Let's use some visualizations to dive in and understand where our model is working well, and where it's underperforming. We can use this to tune the synthetic data generation prompt to provide more examples of a particular document, PII type, or both to improve task performance, or to create more synthetic data to improve a class that is under-represented in training data.

In [None]:
from finetune_utils import plot_found_vs_missed

plot_found_vs_missed(pii_type_counters, peft_model_id)


## Heatmap: Visualizing PII Detection Across Document Types

We'll create a heatmap using Plotly to visualize our model's performance in detecting PII across different document types. While Large Language Models (LLMs) and today's Small Language Models (SLMs) are more adaptable than traditional NER models (even BERT!), they still require examples specific to the unique data businesses work with.

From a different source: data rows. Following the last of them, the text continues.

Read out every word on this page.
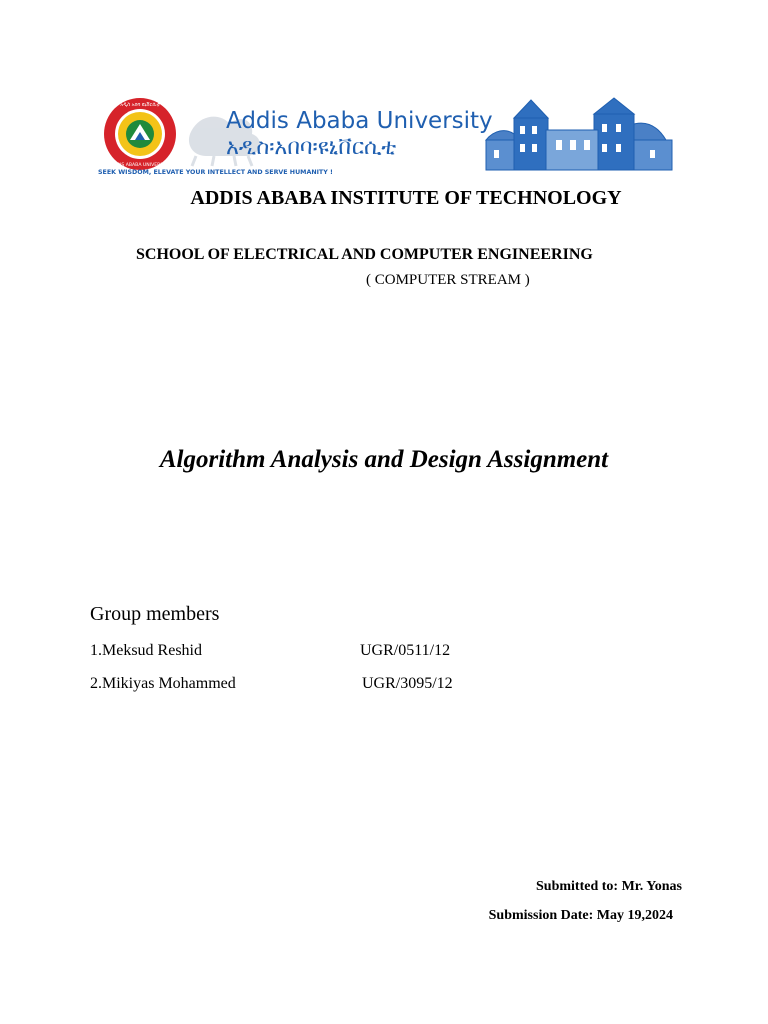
አዲስ አበባ ዩኒቨርሲቲ
ADDIS ABABA UNIVERSITY
Addis Ababa University
አዲስ፡አበባ፡ዩኒቨርሲቲ
SEEK WISDOM, ELEVATE YOUR INTELLECT AND SERVE HUMANITY !
ADDIS ABABA INSTITUTE OF TECHNOLOGY
SCHOOL OF ELECTRICAL AND COMPUTER ENGINEERING
( COMPUTER STREAM )
Algorithm Analysis and Design Assignment
Group members
1.Meksud Reshid	UGR/0511/12
2.Mikiyas Mohammed	UGR/3095/12
Submitted to: Mr. Yonas
Submission Date: May 19,2024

By analyzing the heatmap, we can identify areas where the model performs well and where it needs improvement. This insights will guide us in collecting additional training data or refining examples for specific document types, ultimately enhancing the model's accuracy and robustness in handling diverse data schemas.

In [None]:
from finetune_utils import plot_detection_percentages_heatmap

plot_detection_percentages_heatmap(detection_percentages, peft_model_id)


In [None]:
# Directly investigate any missed detections
missed_detections

## Estimating Throughput

As part of an optimized pipeline on an A100 GPU in a batched mode with an input token size of 500 tokens and an accelerated back end such as vLLM or TensorRT-LLM, the Gemma 7B parameter model can average a sustained throughput of 550 tokens/sec, and Gemma 2B at an estimated 2,000 tokens/sec. With Gemma's expanded vocabulary and efficiency, we'll estimate 4 characters per token on average. 

550 tokens/sec * 4 characters/token * 3600 seconds/hour = 7,920,000 characters per hour that can be anonymized on an A100 GPU, at $1.6 per hour. 1mb of text (1 million characters) with Gemma 7b can be anonymized for about $0.20 in compute. The smaller Gemma2 model can accomplish the same task at approximately $0.05 in compute.

In comparison, NER frameworks such as Flair and Spacy `en_core_web_trf` achieve between 1,184 and 3,768 words per second on a GPU (about 2-5x more efficient than Gemma 2B in compute) and ~89% accuracy on NER tasks with industry benchmarks, but with less support for multiple languages and both lack the ability to customize detections via prompt tuning.

Coming soon: Cutting edge GPUs like NVIDIA's H200 can lead to potential orders of magnitude gains with Gemma models- where NVIDIA quotes a single H200 GPU delivering 79,000 tokens per second on the Gemma 2B model, and 19,000 tokens per second on the larger 7B model. With Gemma 2b and assuming a compute cost around $8/hr for an H200, this will reduce the cost of anonymizing a 1mb text corpus from $0.05 to about $0.0012.